Depuis le début de la guerre en Ukraine, les bouleversements du marché pétrolier ont porté leur ombre sur les pays africains importateurs de carburant dont le Cameroun qui dispose d’une raffinerie handicapée de son cœur depuis l’incendie du 30 mai 2019. Les factures énergétiques ont considérablement bondi en raison de l’envolée spectaculaire et instable des prix du brut, frôlant les 140 dollars le baril, pas loin du record de 147,50 dollars enregistré en 2008.
Et selon un expert en industrie pétrolière tunisien cité par Jeune Afrique, les pays africains importateurs de pétrole, dont les ressources financières sont limitées, notamment, l’Afrique du Sud, la RD Congo, le Maroc et la Tunisie, le Cameroun, seront les plus exposés à la flambée des prix et à la pénurie de carburant. Malgré tout, le gouvernement rassure sur l’approvisionnement progressif du marché et projette un retour à la normale dans les semaines à venir.

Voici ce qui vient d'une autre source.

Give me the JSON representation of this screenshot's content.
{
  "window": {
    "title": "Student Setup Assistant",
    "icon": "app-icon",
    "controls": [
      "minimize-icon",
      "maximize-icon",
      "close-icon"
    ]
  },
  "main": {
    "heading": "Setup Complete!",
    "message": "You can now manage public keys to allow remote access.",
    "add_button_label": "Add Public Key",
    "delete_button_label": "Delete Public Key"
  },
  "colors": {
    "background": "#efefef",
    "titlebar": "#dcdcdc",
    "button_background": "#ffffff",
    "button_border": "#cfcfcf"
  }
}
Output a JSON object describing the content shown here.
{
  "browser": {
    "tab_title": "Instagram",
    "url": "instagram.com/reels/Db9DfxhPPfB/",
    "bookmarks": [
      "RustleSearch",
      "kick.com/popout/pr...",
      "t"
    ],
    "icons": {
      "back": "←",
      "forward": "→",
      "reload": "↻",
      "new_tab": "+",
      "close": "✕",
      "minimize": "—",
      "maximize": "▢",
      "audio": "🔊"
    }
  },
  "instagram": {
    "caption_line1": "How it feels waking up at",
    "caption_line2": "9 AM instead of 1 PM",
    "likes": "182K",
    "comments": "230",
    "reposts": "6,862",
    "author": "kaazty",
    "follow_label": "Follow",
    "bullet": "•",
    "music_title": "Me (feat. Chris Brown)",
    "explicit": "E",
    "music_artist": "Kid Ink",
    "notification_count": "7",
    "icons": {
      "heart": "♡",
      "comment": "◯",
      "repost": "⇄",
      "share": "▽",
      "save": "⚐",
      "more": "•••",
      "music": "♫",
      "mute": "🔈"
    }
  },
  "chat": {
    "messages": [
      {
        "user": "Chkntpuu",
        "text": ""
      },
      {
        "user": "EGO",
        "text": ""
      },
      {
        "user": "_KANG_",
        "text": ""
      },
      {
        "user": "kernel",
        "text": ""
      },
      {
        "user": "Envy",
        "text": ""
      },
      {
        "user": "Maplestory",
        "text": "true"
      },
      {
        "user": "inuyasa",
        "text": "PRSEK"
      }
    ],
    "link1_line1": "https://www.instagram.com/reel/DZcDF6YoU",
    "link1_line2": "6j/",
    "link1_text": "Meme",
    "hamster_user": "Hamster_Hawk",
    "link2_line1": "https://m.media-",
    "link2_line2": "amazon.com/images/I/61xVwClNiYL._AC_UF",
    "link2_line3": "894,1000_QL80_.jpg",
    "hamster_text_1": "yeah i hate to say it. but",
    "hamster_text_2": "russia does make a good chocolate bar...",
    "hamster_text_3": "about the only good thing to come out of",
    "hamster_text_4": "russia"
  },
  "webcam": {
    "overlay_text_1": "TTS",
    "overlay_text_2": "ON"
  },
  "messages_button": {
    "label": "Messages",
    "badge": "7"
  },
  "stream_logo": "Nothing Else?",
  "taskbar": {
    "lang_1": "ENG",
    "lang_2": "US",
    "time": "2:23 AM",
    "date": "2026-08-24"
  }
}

Vraie pénurie, fausse piste
Au Cameroun, l’Etat met à l’index les exportations illégales susceptibles de perturber l’approvisionnement du marché local en produits pétroliers. «La vente des produits pétroliers dans des bidons ou tout autre contenant pour des destinations hors du territoire national est strictement interdite ; les sociétés agrées à l’exportation des produits pétroliers sont tenues de présenter l’autorisation exclusive du ministre de l’Eau et de l’Énergie lors des contrôles des administrations », se défend-il après avoir nié la pénurie durant des jours et tentant de rassurer l’opinion. Alors même que le ministère de l’Economie, a publié un document permettant de se rendre compte que la situation est grave en raison de la guerre en Ukraine.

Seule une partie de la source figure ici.